A few months later, the Second Circuit votes 7 to 6 to deny en banc rehearing in Ricci. A remarkable dissent, written by Clinton appointee José Cabranes and joined by his five dissenting colleagues, indicates that Sotomayor and her colleagues engaged in an extraordinary effort to bury the firefighters’ claims: In a case in which the parties “submitted briefs of eighty-six pages each and a six-volume joint appendix of over 1,800 pages,” in which two amicus briefs were filed, and in which oral argument “lasted over an hour (an unusually long argument in the practice of our Circuit),” the panel “affirmed the District Court’s ruling in a summary order containing a single substantive paragraph”—which gives the reader virtually no sense of what the case is about.
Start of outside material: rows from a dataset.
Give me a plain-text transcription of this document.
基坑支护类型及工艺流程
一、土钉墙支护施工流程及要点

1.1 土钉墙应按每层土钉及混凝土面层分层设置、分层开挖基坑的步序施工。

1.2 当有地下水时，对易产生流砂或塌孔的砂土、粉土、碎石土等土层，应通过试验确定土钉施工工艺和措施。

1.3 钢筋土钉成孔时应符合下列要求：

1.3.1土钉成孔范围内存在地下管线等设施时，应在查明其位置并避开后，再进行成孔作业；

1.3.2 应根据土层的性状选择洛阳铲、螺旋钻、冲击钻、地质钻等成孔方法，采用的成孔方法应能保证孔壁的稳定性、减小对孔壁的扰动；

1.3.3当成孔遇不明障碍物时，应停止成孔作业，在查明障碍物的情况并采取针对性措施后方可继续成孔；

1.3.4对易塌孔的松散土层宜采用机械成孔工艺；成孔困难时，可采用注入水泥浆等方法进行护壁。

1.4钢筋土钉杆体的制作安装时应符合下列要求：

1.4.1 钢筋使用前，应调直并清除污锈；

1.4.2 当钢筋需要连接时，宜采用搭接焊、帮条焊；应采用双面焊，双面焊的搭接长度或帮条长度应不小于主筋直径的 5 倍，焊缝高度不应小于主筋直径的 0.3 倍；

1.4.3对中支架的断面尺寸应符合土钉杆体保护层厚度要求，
Then, just three days before Cabranes issues his opinion (and in an apparent attempt to preempt it), “the panel withdrew its summary order and published a per curiam opinion that contained the same operative text as the summary order, with the addition of a citation to the District Court’s opinion in the Westlaw and LexisNexis databases.” As Cabranes sums it up:
“This per curiam opinion adopted in toto the reasoning of the District Court, without further elaboration or substantive comment, and thereby converted a lengthy, unpublished district court opinion, grappling with significant constitutional and statutory claims of first impression, into the law of this Circuit. It did so, moreover, in an opinion that lacks a clear statement of either the claims raised by the plaintiffs or the issues on appeal. Indeed, the opinion contains no reference whatsoever to the constitutional claims at the core of this case, and a casual reader of the opinion could be excused for wondering whether a learning disability played at least as much a role in this case as the alleged racial discrimination.”
And then this killer understatement: “This perfunctory disposition rests uneasily with the weighty issues presented by this appeal.”
In January 2009, the Supreme Court grants review of the Second Circuit ruling. A Supreme Court decision is expected by the end of June 2009.